De nuevo mi interlocutor introdujo un pulgar en el chaleco. La cola de mujeres iba pasando ante nosotros.
—Puede que esto no dé resultado —dijo Oster.
—Usted verá.
—Me interesa su opinión profesional porque yo estoy convencido de que se trata de un caso claro de angustia psíquica idéntico al que pueden experimentar las esposas maltratadas. Pero, teniendo en cuenta su historial con la policía, no estoy seguro de que pueda usted mostrarse imparcial en el dictamen.

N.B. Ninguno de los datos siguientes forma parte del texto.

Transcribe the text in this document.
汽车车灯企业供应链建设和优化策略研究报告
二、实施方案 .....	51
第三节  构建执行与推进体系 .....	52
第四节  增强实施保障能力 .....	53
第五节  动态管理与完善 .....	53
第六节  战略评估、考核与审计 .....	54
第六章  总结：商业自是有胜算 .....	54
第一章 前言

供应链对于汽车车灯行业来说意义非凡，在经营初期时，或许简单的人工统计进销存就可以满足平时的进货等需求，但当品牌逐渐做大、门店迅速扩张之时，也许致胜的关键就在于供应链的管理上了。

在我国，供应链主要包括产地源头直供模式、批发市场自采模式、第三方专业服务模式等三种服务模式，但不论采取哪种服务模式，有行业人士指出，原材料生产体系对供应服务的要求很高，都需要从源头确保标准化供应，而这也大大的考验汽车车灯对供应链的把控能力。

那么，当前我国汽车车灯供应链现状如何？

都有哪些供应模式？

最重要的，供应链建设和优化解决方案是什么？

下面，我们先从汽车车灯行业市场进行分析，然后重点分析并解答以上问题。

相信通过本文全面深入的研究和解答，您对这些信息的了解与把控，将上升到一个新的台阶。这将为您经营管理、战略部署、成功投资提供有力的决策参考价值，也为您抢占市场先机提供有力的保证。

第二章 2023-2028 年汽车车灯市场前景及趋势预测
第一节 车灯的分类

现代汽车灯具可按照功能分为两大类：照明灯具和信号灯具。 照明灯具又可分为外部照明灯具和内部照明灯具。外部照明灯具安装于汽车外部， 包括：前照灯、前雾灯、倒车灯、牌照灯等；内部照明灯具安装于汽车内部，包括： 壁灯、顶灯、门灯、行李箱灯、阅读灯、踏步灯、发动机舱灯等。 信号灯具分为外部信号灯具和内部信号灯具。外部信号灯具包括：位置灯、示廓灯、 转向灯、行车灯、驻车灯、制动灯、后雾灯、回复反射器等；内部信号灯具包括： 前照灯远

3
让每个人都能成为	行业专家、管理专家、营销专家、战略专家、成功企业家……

—Usted me da los datos y yo hago mi informe. Si busca a alguien para utilizarlo como muñeco de ventrílocuo, lo lamento, pero no soy el hombre indicado.
Oster miró mi tarjeta.
—Detecto una clara parcialidad en favor de la fiscalía.
—Lo que usted diga.
—¿Nunca apoya a la otra parte?
—Tengo mis propios criterios. Si quiere una puta, vaya a Hollywood Boulevard y agite un billete de veinte.
Sus pecas se hicieron más intensas y la piel que había entre ellas se puso roja. Al fin lanzó una sonora carcajada.
—Muy bien, eso me gusta. Es usted mi hombre. La tensión psíquica de ese muchacho es tan evidente, que hasta usted la verá. Y que una persona como usted testifique en ese sentido, será tanto más impresionante. Un consultor de la policía.
Tendió la mano y se la estreché. Algunas de las mujeres de la cola nos miraron, e imaginé lo que pensaban.
—Entremos —dijo Oster—. Y no se preocupe: Reed no le hará ningún daño.